Par Pavol Szalai, Responsable du bureau Union européenne-Balkans de RSF
Alors que le pouvoir serbe vacille sous le poids d’une contestation populaire déclenchée par l’effondrement mortel de la gare de Novi Sad, ville du nord du pays, il y a cinq mois, il resserre l’étau autour des médias indépendants et critiques. Depuis le 1er novembre dernier, les journalistes subissent des agressions et des menaces, des pressions politiques et judiciaires ainsi qu’une surveillance arbitraire. La liberté de la presse, critère d’adhésion à l’Union européenne (UE) à laquelle la Serbie est candidate, est bafouée sans forte objection des institutions européennes : après une rencontre avec le président Vučić, la présidente de la Commission s’est fendue d’une tiède remarque sur la nécessité de « mesures » pour la liberté de la presse, alors que la Commissaire à l’élargissement Marta Kos s’est contentée d’une simple mention de la « presse indépendante », sans faire état des graves violations à son endroit en Serbie.
« Proches de l’asphyxie, la sécurité et l’indépendance des médias serbes sont incessamment remises en cause par le pouvoir en place. Les États membres et les institutions de l’Union européenne ne peuvent rester dans une posture attentiste face à ces violations systématiques du droit à l’information.

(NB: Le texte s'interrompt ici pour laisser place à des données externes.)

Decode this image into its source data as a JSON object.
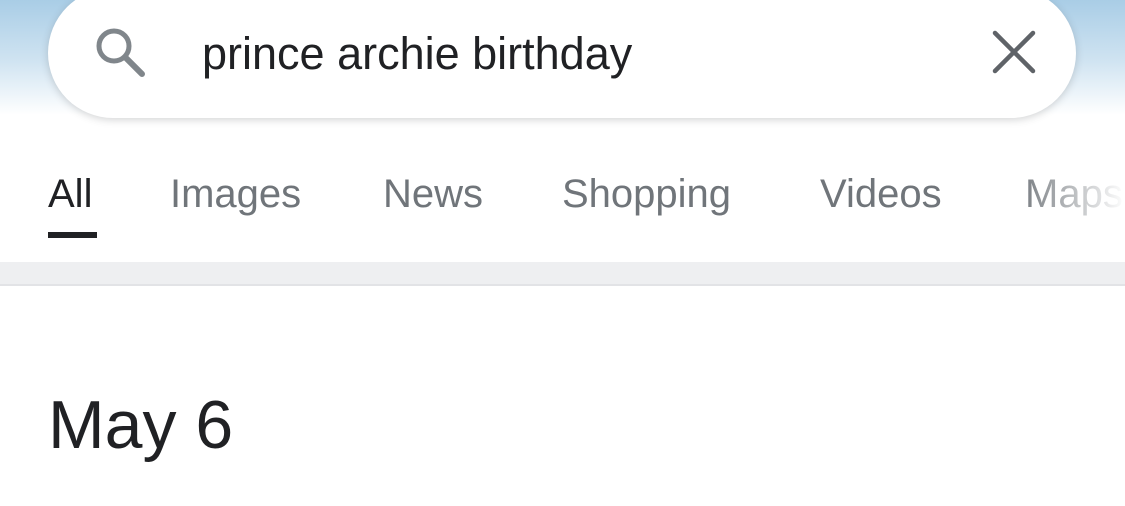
{
  "search": {
    "query": "prince archie birthday",
    "icon": "search-icon",
    "clear_icon": "close-icon"
  },
  "tabs": [
    {
      "label": "All",
      "active": true
    },
    {
      "label": "Images",
      "active": false
    },
    {
      "label": "News",
      "active": false
    },
    {
      "label": "Shopping",
      "active": false
    },
    {
      "label": "Videos",
      "active": false
    },
    {
      "label": "Maps",
      "active": false
    }
  ],
  "result": {
    "answer": "May 6"
  },
  "colors": {
    "text_primary": "#202124",
    "text_secondary": "#70757a",
    "header_gradient_top": "#a9cde6",
    "separator": "#eeeff1"
  }
}
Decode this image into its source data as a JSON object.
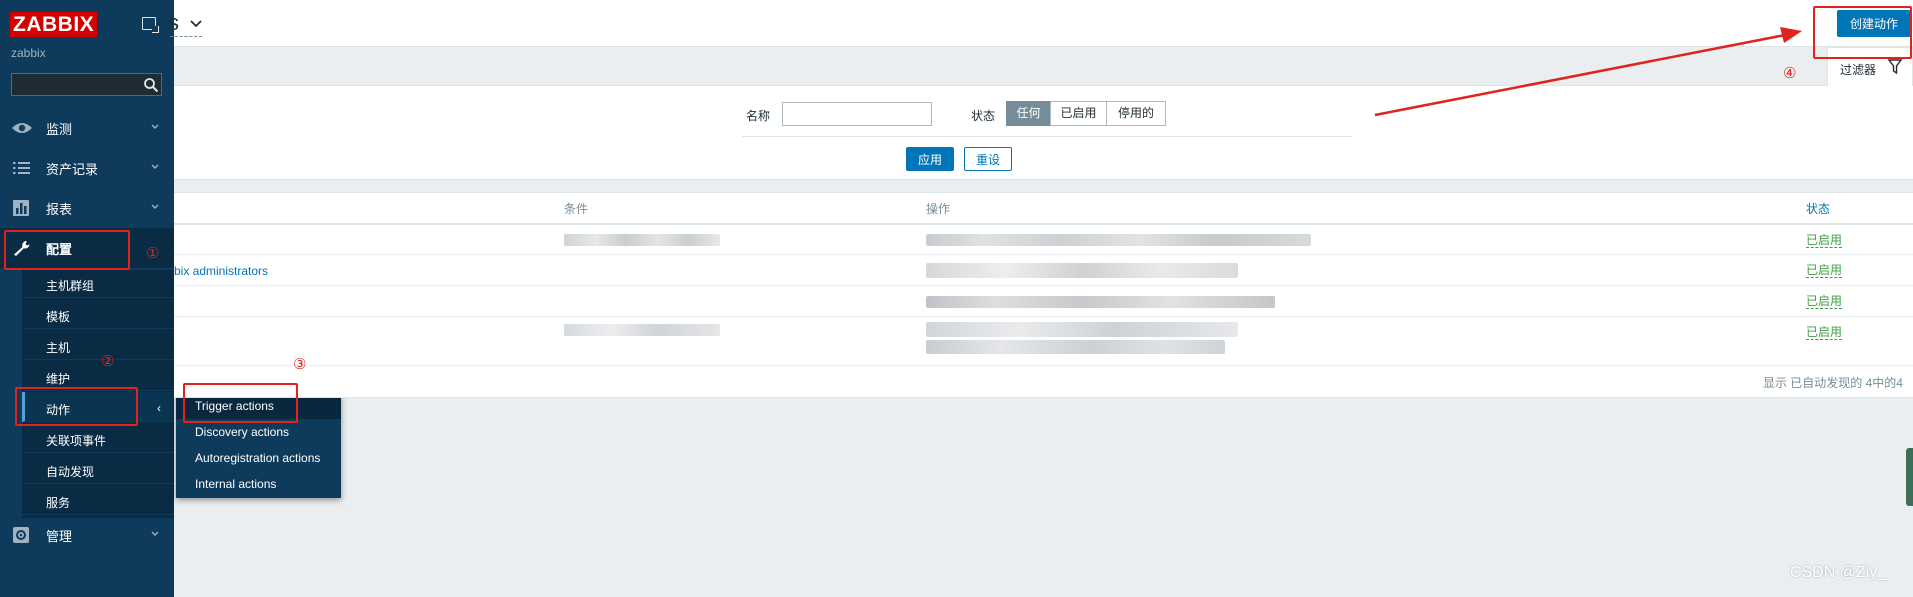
{
  "app": {
    "logo": "ZABBIX",
    "server_name": "zabbix",
    "accent": "#0275b8",
    "sidebar_bg": "#0e3a5b"
  },
  "sidebar": {
    "items": [
      {
        "label": "监测",
        "icon": "eye-icon"
      },
      {
        "label": "资产记录",
        "icon": "list-icon"
      },
      {
        "label": "报表",
        "icon": "bar-chart-icon"
      },
      {
        "label": "配置",
        "icon": "wrench-icon"
      },
      {
        "label": "管理",
        "icon": "gear-icon"
      }
    ],
    "config_submenu": [
      "主机群组",
      "模板",
      "主机",
      "维护",
      "动作",
      "关联项事件",
      "自动发现",
      "服务"
    ],
    "actions_flyout": [
      "Trigger actions",
      "Discovery actions",
      "Autoregistration actions",
      "Internal actions"
    ]
  },
  "header": {
    "title_fragment": "s",
    "create_button": "创建动作"
  },
  "filter": {
    "tab_label": "过滤器",
    "name_label": "名称",
    "name_value": "",
    "status_label": "状态",
    "status_options": [
      "任何",
      "已启用",
      "停用的"
    ],
    "status_selected": "任何",
    "apply": "应用",
    "reset": "重设"
  },
  "table": {
    "columns": [
      "条件",
      "操作",
      "状态"
    ],
    "rows": [
      {
        "name": "",
        "status": "已启用"
      },
      {
        "name": "bix administrators",
        "status": "已启用"
      },
      {
        "name": "",
        "status": "已启用"
      },
      {
        "name": "",
        "status": "已启用"
      }
    ],
    "footer": "显示 已自动发现的 4中的4"
  },
  "annotations": [
    "①",
    "②",
    "③",
    "④"
  ],
  "watermark": "CSDN @Ziy_"
}
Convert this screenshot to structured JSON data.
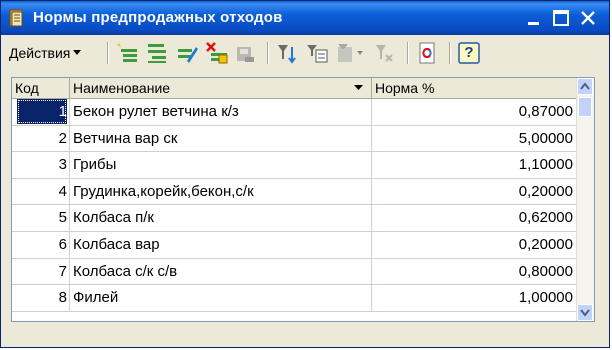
{
  "window": {
    "title": "Нормы предпродажных отходов",
    "icon": "book-icon"
  },
  "toolbar": {
    "actions_label": "Действия",
    "icons": [
      "add-icon",
      "add-copy-icon",
      "edit-icon",
      "delete-icon",
      "save-icon",
      "filter-icon",
      "filter-list-icon",
      "filter-dropdown-icon",
      "filter-clear-icon",
      "refresh-icon",
      "help-icon"
    ],
    "help_label": "?"
  },
  "table": {
    "columns": [
      {
        "key": "code",
        "label": "Код"
      },
      {
        "key": "name",
        "label": "Наименование"
      },
      {
        "key": "norm",
        "label": "Норма %"
      }
    ],
    "rows": [
      {
        "code": "1",
        "name": "Бекон рулет ветчина к/з",
        "norm": "0,87000",
        "selected": true
      },
      {
        "code": "2",
        "name": "Ветчина вар ск",
        "norm": "5,00000"
      },
      {
        "code": "3",
        "name": "Грибы",
        "norm": "1,10000"
      },
      {
        "code": "4",
        "name": "Грудинка,корейк,бекон,с/к",
        "norm": "0,20000"
      },
      {
        "code": "5",
        "name": "Колбаса  п/к",
        "norm": "0,62000"
      },
      {
        "code": "6",
        "name": "Колбаса вар",
        "norm": "0,20000"
      },
      {
        "code": "7",
        "name": "Колбаса с/к с/в",
        "norm": "0,80000"
      },
      {
        "code": "8",
        "name": "Филей",
        "norm": "1,00000"
      }
    ]
  },
  "colors": {
    "titlebar": "#0a5fd8",
    "selection": "#0a246a",
    "window_bg": "#ece9d8"
  }
}
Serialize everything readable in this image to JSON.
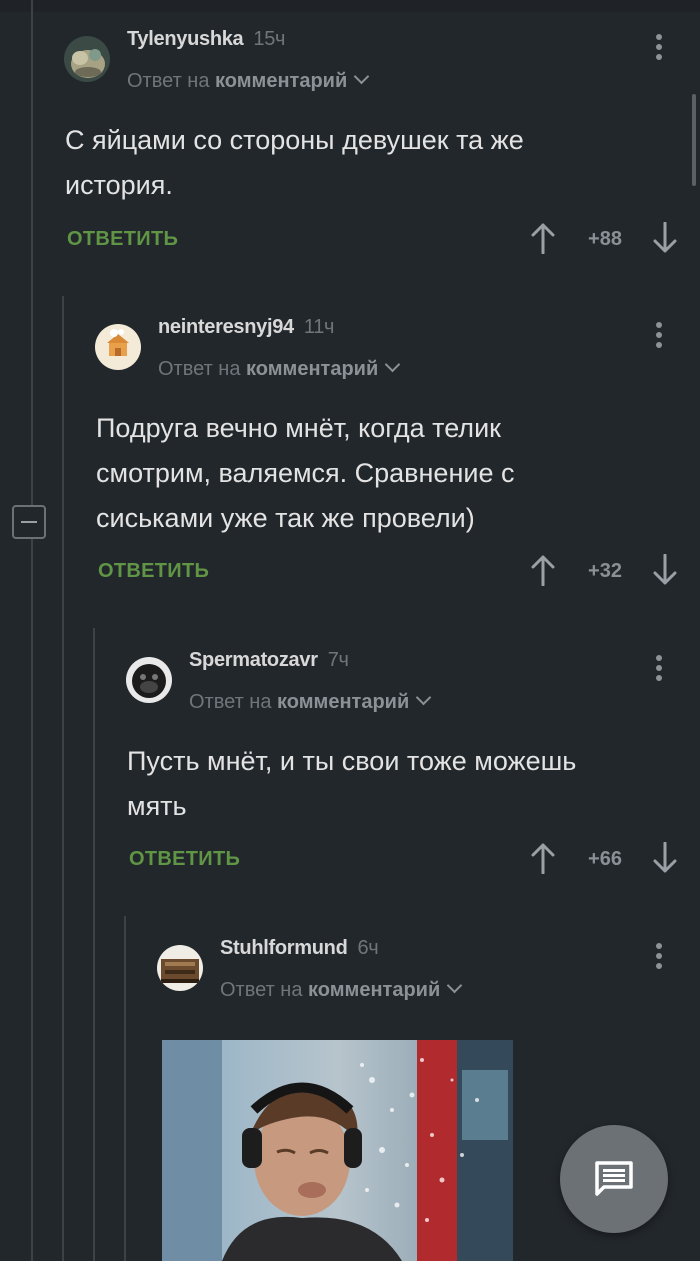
{
  "comments": [
    {
      "username": "Tylenyushka",
      "time": "15ч",
      "reply_prefix": "Ответ на",
      "reply_target": "комментарий",
      "text_lines": [
        "С яйцами со стороны девушек та же",
        "история."
      ],
      "reply_label": "ОТВЕТИТЬ",
      "score": "+88"
    },
    {
      "username": "neinteresnyj94",
      "time": "11ч",
      "reply_prefix": "Ответ на",
      "reply_target": "комментарий",
      "text_lines": [
        "Подруга вечно мнёт, когда телик",
        "смотрим, валяемся. Сравнение с",
        "сиськами уже так же провели)"
      ],
      "reply_label": "ОТВЕТИТЬ",
      "score": "+32"
    },
    {
      "username": "Spermatozavr",
      "time": "7ч",
      "reply_prefix": "Ответ на",
      "reply_target": "комментарий",
      "text_lines": [
        "Пусть мнёт, и ты свои тоже можешь",
        "мять"
      ],
      "reply_label": "ОТВЕТИТЬ",
      "score": "+66"
    },
    {
      "username": "Stuhlformund",
      "time": "6ч",
      "reply_prefix": "Ответ на",
      "reply_target": "комментарий"
    }
  ],
  "icons": {
    "collapse": "minus-square-icon",
    "more": "more-vertical-icon",
    "upvote": "arrow-up-icon",
    "downvote": "arrow-down-icon",
    "fab": "comment-icon",
    "expand": "chevron-down-icon"
  },
  "colors": {
    "background": "#22272b",
    "reply_green": "#5f9545",
    "muted": "#6f757b",
    "text": "#e3e3e3"
  }
}
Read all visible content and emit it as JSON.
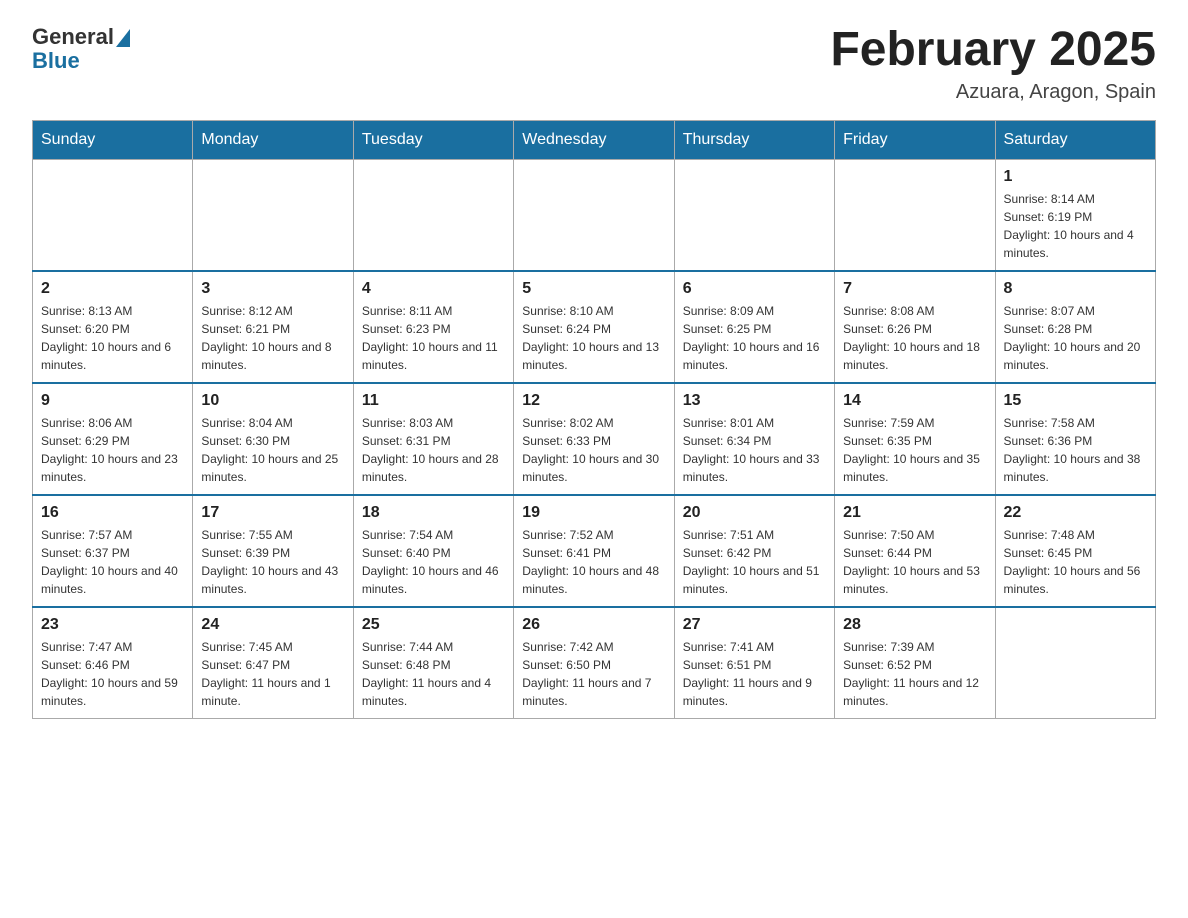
{
  "header": {
    "logo_general": "General",
    "logo_blue": "Blue",
    "month_title": "February 2025",
    "location": "Azuara, Aragon, Spain"
  },
  "weekdays": [
    "Sunday",
    "Monday",
    "Tuesday",
    "Wednesday",
    "Thursday",
    "Friday",
    "Saturday"
  ],
  "weeks": [
    {
      "days": [
        {
          "number": "",
          "info": "",
          "empty": true
        },
        {
          "number": "",
          "info": "",
          "empty": true
        },
        {
          "number": "",
          "info": "",
          "empty": true
        },
        {
          "number": "",
          "info": "",
          "empty": true
        },
        {
          "number": "",
          "info": "",
          "empty": true
        },
        {
          "number": "",
          "info": "",
          "empty": true
        },
        {
          "number": "1",
          "info": "Sunrise: 8:14 AM\nSunset: 6:19 PM\nDaylight: 10 hours and 4 minutes.",
          "empty": false
        }
      ]
    },
    {
      "days": [
        {
          "number": "2",
          "info": "Sunrise: 8:13 AM\nSunset: 6:20 PM\nDaylight: 10 hours and 6 minutes.",
          "empty": false
        },
        {
          "number": "3",
          "info": "Sunrise: 8:12 AM\nSunset: 6:21 PM\nDaylight: 10 hours and 8 minutes.",
          "empty": false
        },
        {
          "number": "4",
          "info": "Sunrise: 8:11 AM\nSunset: 6:23 PM\nDaylight: 10 hours and 11 minutes.",
          "empty": false
        },
        {
          "number": "5",
          "info": "Sunrise: 8:10 AM\nSunset: 6:24 PM\nDaylight: 10 hours and 13 minutes.",
          "empty": false
        },
        {
          "number": "6",
          "info": "Sunrise: 8:09 AM\nSunset: 6:25 PM\nDaylight: 10 hours and 16 minutes.",
          "empty": false
        },
        {
          "number": "7",
          "info": "Sunrise: 8:08 AM\nSunset: 6:26 PM\nDaylight: 10 hours and 18 minutes.",
          "empty": false
        },
        {
          "number": "8",
          "info": "Sunrise: 8:07 AM\nSunset: 6:28 PM\nDaylight: 10 hours and 20 minutes.",
          "empty": false
        }
      ]
    },
    {
      "days": [
        {
          "number": "9",
          "info": "Sunrise: 8:06 AM\nSunset: 6:29 PM\nDaylight: 10 hours and 23 minutes.",
          "empty": false
        },
        {
          "number": "10",
          "info": "Sunrise: 8:04 AM\nSunset: 6:30 PM\nDaylight: 10 hours and 25 minutes.",
          "empty": false
        },
        {
          "number": "11",
          "info": "Sunrise: 8:03 AM\nSunset: 6:31 PM\nDaylight: 10 hours and 28 minutes.",
          "empty": false
        },
        {
          "number": "12",
          "info": "Sunrise: 8:02 AM\nSunset: 6:33 PM\nDaylight: 10 hours and 30 minutes.",
          "empty": false
        },
        {
          "number": "13",
          "info": "Sunrise: 8:01 AM\nSunset: 6:34 PM\nDaylight: 10 hours and 33 minutes.",
          "empty": false
        },
        {
          "number": "14",
          "info": "Sunrise: 7:59 AM\nSunset: 6:35 PM\nDaylight: 10 hours and 35 minutes.",
          "empty": false
        },
        {
          "number": "15",
          "info": "Sunrise: 7:58 AM\nSunset: 6:36 PM\nDaylight: 10 hours and 38 minutes.",
          "empty": false
        }
      ]
    },
    {
      "days": [
        {
          "number": "16",
          "info": "Sunrise: 7:57 AM\nSunset: 6:37 PM\nDaylight: 10 hours and 40 minutes.",
          "empty": false
        },
        {
          "number": "17",
          "info": "Sunrise: 7:55 AM\nSunset: 6:39 PM\nDaylight: 10 hours and 43 minutes.",
          "empty": false
        },
        {
          "number": "18",
          "info": "Sunrise: 7:54 AM\nSunset: 6:40 PM\nDaylight: 10 hours and 46 minutes.",
          "empty": false
        },
        {
          "number": "19",
          "info": "Sunrise: 7:52 AM\nSunset: 6:41 PM\nDaylight: 10 hours and 48 minutes.",
          "empty": false
        },
        {
          "number": "20",
          "info": "Sunrise: 7:51 AM\nSunset: 6:42 PM\nDaylight: 10 hours and 51 minutes.",
          "empty": false
        },
        {
          "number": "21",
          "info": "Sunrise: 7:50 AM\nSunset: 6:44 PM\nDaylight: 10 hours and 53 minutes.",
          "empty": false
        },
        {
          "number": "22",
          "info": "Sunrise: 7:48 AM\nSunset: 6:45 PM\nDaylight: 10 hours and 56 minutes.",
          "empty": false
        }
      ]
    },
    {
      "days": [
        {
          "number": "23",
          "info": "Sunrise: 7:47 AM\nSunset: 6:46 PM\nDaylight: 10 hours and 59 minutes.",
          "empty": false
        },
        {
          "number": "24",
          "info": "Sunrise: 7:45 AM\nSunset: 6:47 PM\nDaylight: 11 hours and 1 minute.",
          "empty": false
        },
        {
          "number": "25",
          "info": "Sunrise: 7:44 AM\nSunset: 6:48 PM\nDaylight: 11 hours and 4 minutes.",
          "empty": false
        },
        {
          "number": "26",
          "info": "Sunrise: 7:42 AM\nSunset: 6:50 PM\nDaylight: 11 hours and 7 minutes.",
          "empty": false
        },
        {
          "number": "27",
          "info": "Sunrise: 7:41 AM\nSunset: 6:51 PM\nDaylight: 11 hours and 9 minutes.",
          "empty": false
        },
        {
          "number": "28",
          "info": "Sunrise: 7:39 AM\nSunset: 6:52 PM\nDaylight: 11 hours and 12 minutes.",
          "empty": false
        },
        {
          "number": "",
          "info": "",
          "empty": true
        }
      ]
    }
  ]
}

RSF exhorte notamment le Parlement européen à réclamer à la Commission de fermement dénoncer les dégâts commis par les autorités serbes sur la liberté de la presse, qui est un critère sine qua non de l’adhésion du pays à l’Union européenne. »
• Menaces de mort et agressions
Les journalistes indépendants sont la cible d’attaques physiques – au nombre de 14, à ce jour – et de menaces : le 25 mars, la voiture de la journaliste critique du régime, Rijalda Mujezinović, a été gravement vandalisée en face de sa maison de famille. Deux jours plus tôt, Saša Dragojlo, journaliste pour le média d’investigation BIRN, a été agressé par des partisans du parti du président Aleksandar Vučić sous les yeux de la police. Lors d’un reportage le 15 février, des militants du même parti ont proféré des menaces de mort envers la journaliste Ksenija Pavkov de la chaîne N1. Depuis plus d’un an, les journalistes Dinko Grunhojić et Ana Lalić Hegediš sont menacés de mort sous les encouragements des politiques de la majorité.
• Pressions politiques
Les autorités politiques utilisent tous les moyens pour étouffer la presse libre : refoulement des journalistes étrangers, telles que l’équipe de la chaîne de télévision croate RTL ou la journaliste freelance croate Iva Anzulović, qui s’est vu refuser l’entrée car considérée comme un risque pour la sécurité ; blocage de N1, la plus grande chaîne indépendante, auquel des membres du parti au pouvoir ont participé ; perquisition de la rédaction du site de fact-checking Istinomer. Le président Vučić exerce personnellement une pression constante sur l’audiovisuel public RTS qui lui est traditionnellement inféodé.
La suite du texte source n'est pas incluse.